—Imbécile, qui ne sait pas que le delirium tremens n'est qu'une combustion.
XXI
Non, je ne dirai rien. Oh! j'y suis bien décidé maintenant. Il était temps que j'apprisse cela. Car la vérité m'oppressait. J'étais tenté de crier «Je ne suis pas fou!» Mais aujourd'hui je veux, je veux, entendez-vous, qu'on me croie fou. Je veux qu'on me transporte au Lunatic Asylum… car, tout à l'heure, pendant qu'il causait, tandis qu'il croyait que le fou ne pouvait l'entendre, il a dit… oh! j'ai bien entendu, plutôt ne pas entendre, dans ma tombe, la trompette au jour du jugement—il a dit que Golding avait été sauvé, seul, et qu'il était fou…
XXII
J'ai manoeuvré; et, de fait, ce n'a pas été très difficile. Je n'ai eu qu'à me montrer tel que je suis réellement; ils se sont persuadés de plus en plus que j'étais fou. J'ai tremblé un instant qu'on ne voulût, en ma qualité d'homme riche, me soigner chez moi. Par bonheur, l'avarice du docteur Gresham a été plus forte que les remontrances de mes amis. L'honnête homme préfère m'avoir sous sa main, pour mieux m'exploiter. En vérité, je ne puis lui en faire un crime; car pour quelques centaines de dollars de plus que je dépenserai, j'aurai du moins obtenu ce que je désire depuis si longtemps.

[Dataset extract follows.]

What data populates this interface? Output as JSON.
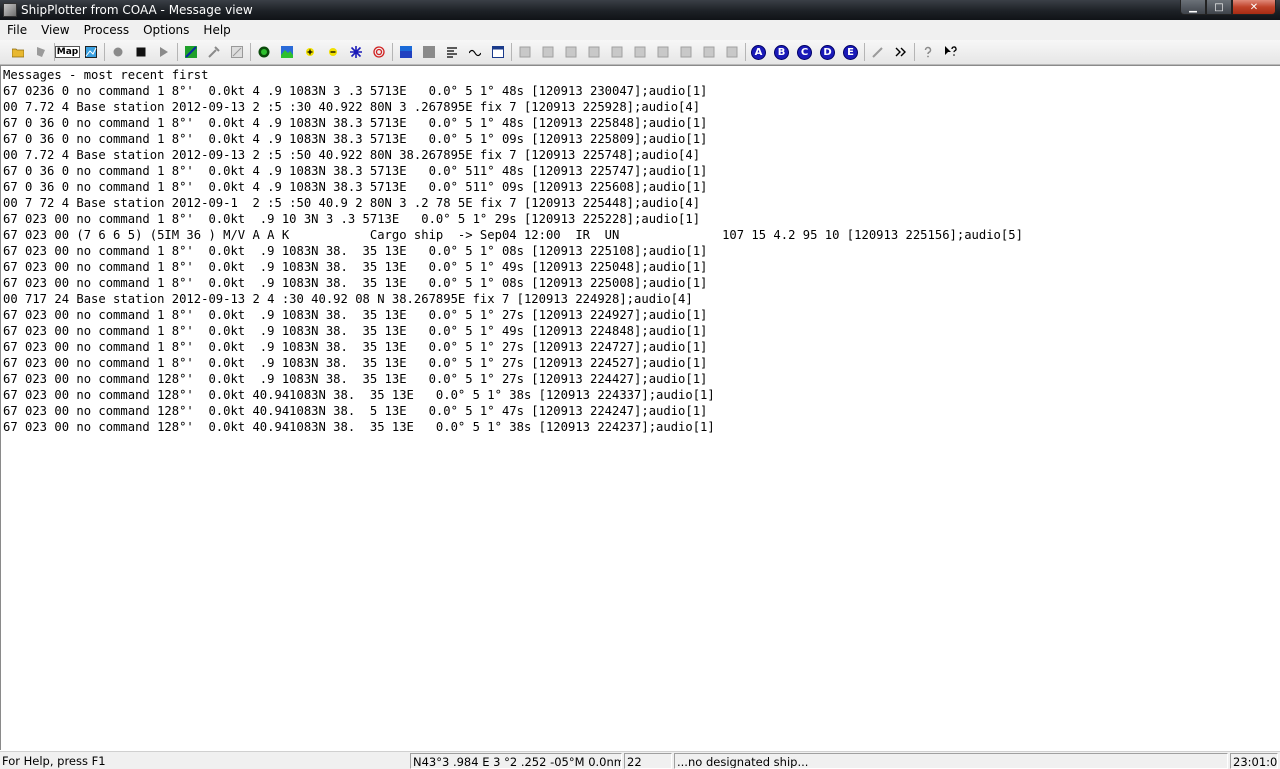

Enfin, je ne suis plus si faible, et je puis être transporté. Oh! quelles précautions sont prises! On veille sur moi comme sur un enfant terrible. Si j'allais m'échapper! Si ma folie allait prendre tout à coup un caractère violent! On s'efforce de m'amadouer. On me parle d'une promenade à la campagne, dans le but—l'unique but—de réparer mes forces. Comme ils auraient peur, s'ils pouvaient se douter que je sais tout, que je n'ignore point que c'est à l'hôpital des fous qu'on me conduit. Imbéciles! je vous laisse jouer devant mes yeux votre ridicule comédie, parce qu'il me plaît—à moi—d'aller à votre hôpital. J'y vais parce qu'il me convient d'y aller, entendez-vous bien! N'ont-ils pas discuté entre eux tout bas—mais j'entends tout—s'il n'y avait pas lieu de m'attacher les bras dans leur vêtement infâme? Par bonheur, ils ont renoncé à ce gracieux projet. Je dis, par bonheur, car je me serais peut-être trahi.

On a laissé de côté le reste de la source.